Bounding $z_n$ is not directly accessible due to the inherent randomness of the problem. However, we can bound $\mathbb{E}[z_n]$. The key technical lemma will be the following:

For any $j$ uniform over $[d]$ and any $y$, $\mathbb{E}[|\nabla f_j(y)|^2 ] \leqslant 4 M (f(y) - f(x)) + 2\sigma .$

Now we can finish the proof of the main theorem: indeed, directly plugging this estimate into the definition of $\mathbb{E}[z_n]$ yields

$\mathbb{E}[z_n] \leqslant 2 \varepsilon^2 \sigma + \mathbb{E}[f(x_n) - f(x)]\times \left(4\varepsilon^2 M - 2\varepsilon \right)$

and since we took $\varepsilon < 1/2M$, we finally get $\mathbb{E}[z_n] \leqslant 2\varepsilon^2 \sigma$ and

$\mathbb{E}[|x_{n+1} - x|^2] \leqslant (1 - \varepsilon \eta)\mathbb{E}[|x_n - x|^2] + 2\varepsilon^2 \sigma.$

This is a classical recursion of the form $u_{n+1} \leqslant a u_n + b$. An easy recursion yields $u_n \leqslant b(1-a^n)/(1-a) + a^n u_0$, hence

$\mathbb{E}[|x_n - x|^2] \leqslant\frac{2\varepsilon}{\eta}\sigma + (1 - \eta \varepsilon)^n \mathbb{E}[|x_0 - x|^2] .$

## Proof of the Lemma

Pick any $y$ and random index $j$ uniform over $[d]$. Then $|\nabla f_j(y)| \leqslant |\nabla f_j (y) - \nabla f_j(x)| + |\nabla f_j(x)|$. Using $(a+b)^2 \leqslant 2a^2 + 2b^2$ then averaging we get

$\mathbb{E}|\nabla f_j(y)|^2 \leqslant 2\mathbb{E}|\nabla f_j (y) - \nabla f_j(x)|^2 + 2\mathbb{E}|\nabla f_j(x)|^2.$

Since $\mathbb{E}\nabla f_i(x) = \nabla f(x) = 0$, the second term is $2\sigma_\star(f)$, giving the second term in (11). Now, we have to bound the first term. This will come as a consequence of strong convexity and smoothness.

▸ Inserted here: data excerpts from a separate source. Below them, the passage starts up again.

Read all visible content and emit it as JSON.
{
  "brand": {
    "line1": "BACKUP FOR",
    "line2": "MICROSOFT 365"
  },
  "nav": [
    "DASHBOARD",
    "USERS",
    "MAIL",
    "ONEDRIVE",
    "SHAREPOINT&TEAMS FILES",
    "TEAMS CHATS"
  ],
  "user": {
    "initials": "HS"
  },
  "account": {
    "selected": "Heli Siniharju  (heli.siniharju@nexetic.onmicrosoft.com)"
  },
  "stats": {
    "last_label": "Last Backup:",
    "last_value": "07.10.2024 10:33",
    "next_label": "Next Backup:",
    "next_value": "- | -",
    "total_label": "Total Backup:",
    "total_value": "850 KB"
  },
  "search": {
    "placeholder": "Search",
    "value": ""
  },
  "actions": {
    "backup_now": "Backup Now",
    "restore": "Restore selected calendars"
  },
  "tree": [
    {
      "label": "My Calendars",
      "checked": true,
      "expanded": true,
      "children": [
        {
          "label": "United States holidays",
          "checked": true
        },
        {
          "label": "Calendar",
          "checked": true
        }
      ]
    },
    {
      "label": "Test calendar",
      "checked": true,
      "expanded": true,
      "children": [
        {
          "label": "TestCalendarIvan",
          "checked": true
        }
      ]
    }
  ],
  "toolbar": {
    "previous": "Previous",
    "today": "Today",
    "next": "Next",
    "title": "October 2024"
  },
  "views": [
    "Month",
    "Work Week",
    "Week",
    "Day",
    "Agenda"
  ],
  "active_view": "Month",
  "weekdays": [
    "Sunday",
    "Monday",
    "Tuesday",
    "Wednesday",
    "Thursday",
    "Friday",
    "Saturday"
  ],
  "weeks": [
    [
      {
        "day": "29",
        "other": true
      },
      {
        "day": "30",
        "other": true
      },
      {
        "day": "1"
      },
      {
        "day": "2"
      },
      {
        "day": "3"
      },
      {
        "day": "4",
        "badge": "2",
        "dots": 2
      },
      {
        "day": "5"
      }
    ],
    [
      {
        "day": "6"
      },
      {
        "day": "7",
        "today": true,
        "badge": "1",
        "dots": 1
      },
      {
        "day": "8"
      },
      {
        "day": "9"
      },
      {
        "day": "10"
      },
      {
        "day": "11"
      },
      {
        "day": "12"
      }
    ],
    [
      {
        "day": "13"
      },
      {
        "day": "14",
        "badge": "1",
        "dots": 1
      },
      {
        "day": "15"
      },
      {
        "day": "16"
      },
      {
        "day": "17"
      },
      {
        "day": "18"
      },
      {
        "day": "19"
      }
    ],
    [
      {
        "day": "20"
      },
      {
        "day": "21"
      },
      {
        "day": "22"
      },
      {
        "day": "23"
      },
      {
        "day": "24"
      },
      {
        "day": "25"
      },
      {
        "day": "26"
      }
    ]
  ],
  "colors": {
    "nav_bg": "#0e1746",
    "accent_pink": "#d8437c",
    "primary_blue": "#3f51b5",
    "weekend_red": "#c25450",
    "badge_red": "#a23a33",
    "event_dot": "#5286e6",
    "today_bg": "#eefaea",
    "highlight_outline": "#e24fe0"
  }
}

Lemma. Any convex $M$-smooth function $g$ satisfies $g(x) - g(y) \leqslant \langle \nabla g(x), x-y\rangle - \frac{1}{2M}|\nabla g(y) - \nabla g(x)|^2.$

Proof. Indeed, let $x,y,z$ be any points; introducing $g(z)$ we have $g(x)-g(y) = g(x) - g(z) + g(z) - g(y)$.

• The first term is smaller than $\langle \nabla g(x), x-z\rangle$ just by mere convexity.

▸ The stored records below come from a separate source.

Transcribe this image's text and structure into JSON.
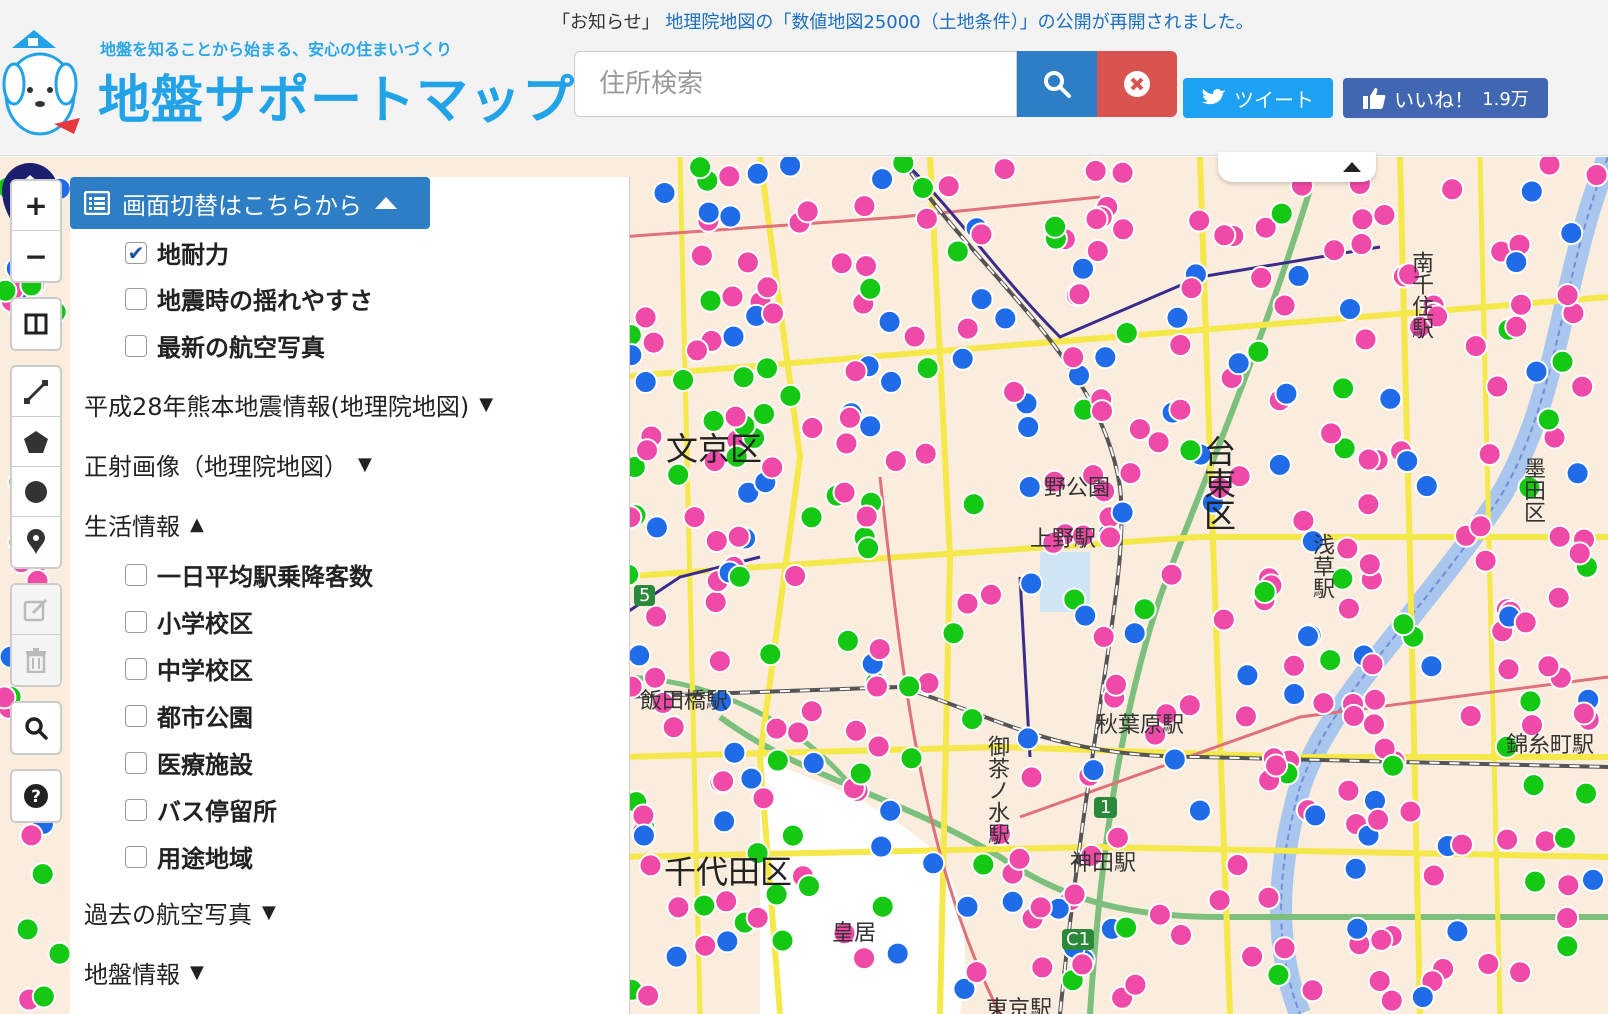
{
  "header": {
    "tagline": "地盤を知ることから始まる、安心の住まいづくり",
    "title": "地盤サポートマップ",
    "notice_prefix": "「お知らせ」",
    "notice_text": "地理院地図の「数値地図25000（土地条件）」の公開が再開されました。",
    "search_placeholder": "住所検索",
    "tweet_label": "ツイート",
    "like_label": "いいね！",
    "like_count": "1.9万"
  },
  "colors": {
    "brand": "#22a3e8",
    "search_button": "#2d7ec5",
    "clear_button": "#d9534f",
    "tweet": "#1da1f2",
    "like": "#4267b2",
    "marker_pink": "#f04aa8",
    "marker_blue": "#1f6be8",
    "marker_green": "#14c814",
    "pin": "#1a1f6e"
  },
  "panel": {
    "header_label": "画面切替はこちらから",
    "switch_items": [
      {
        "label": "地耐力",
        "checked": true
      },
      {
        "label": "地震時の揺れやすさ",
        "checked": false
      },
      {
        "label": "最新の航空写真",
        "checked": false
      }
    ],
    "sections": {
      "kumamoto": "平成28年熊本地震情報(地理院地図)",
      "ortho": "正射画像（地理院地図）",
      "life": "生活情報",
      "past_photos": "過去の航空写真",
      "ground": "地盤情報"
    },
    "life_items": [
      {
        "label": "一日平均駅乗降客数",
        "checked": false
      },
      {
        "label": "小学校区",
        "checked": false
      },
      {
        "label": "中学校区",
        "checked": false
      },
      {
        "label": "都市公園",
        "checked": false
      },
      {
        "label": "医療施設",
        "checked": false
      },
      {
        "label": "バス停留所",
        "checked": false
      },
      {
        "label": "用途地域",
        "checked": false
      }
    ]
  },
  "toolbar": {
    "zoom_in": "+",
    "zoom_out": "−"
  },
  "map": {
    "labels": {
      "bunkyo": "文京区",
      "taito": "台東区",
      "chiyoda": "千代田区",
      "kokyo": "皇居",
      "ueno_park": "野公園",
      "ueno_station": "上野駅",
      "akihabara": "秋葉原駅",
      "iidabashi": "飯田橋駅",
      "kinshicho": "錦糸町駅",
      "ochanomizu": "御茶ノ水駅",
      "kanda": "神田駅",
      "asakusa": "浅草駅",
      "minami": "南千住駅",
      "tokyo_station": "東京駅",
      "sumida": "墨田区",
      "route5": "5",
      "route1": "1",
      "routec1": "C1"
    }
  }
}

• By smoothness, $g(z) - g(y) \leqslant \langle \nabla g(y), z-y\rangle + M|z-y|^2/2$.

We thus have

$g(x) - g(y) \leqslant \langle \nabla g(x), x-z\rangle + \langle \nabla g(y), z-y\rangle + M|z-y|^2/2$

and this upper bound is quadratic in $z$ so it's readily minimized; the minimum is attained at the point

$z = y - \frac{\nabla g(y) - \nabla g(x)}{M}$

and the corresponding value of the upper bound is (16).

Apply the lemma to $g = f_j$

$|\nabla f_j(y) - \nabla f_j(x)|^2 \leqslant 2M(f_j(y) - f_j(x)) + 2M \langle \nabla f_j(x), x-y\rangle.$

We now average over the random index $j$; the average of the upper bound is

$2M (f(y) - f(x)) + 2M \langle \nabla f(x), x-y\rangle = 2M(f(y) - f(x))$

since $\nabla f(x) = 0$. Plugging this in (15) gives (11).

# References

This proof was shamefully extracted from the magnificient survey on gradient descent algorithms by Gower and Garrigos.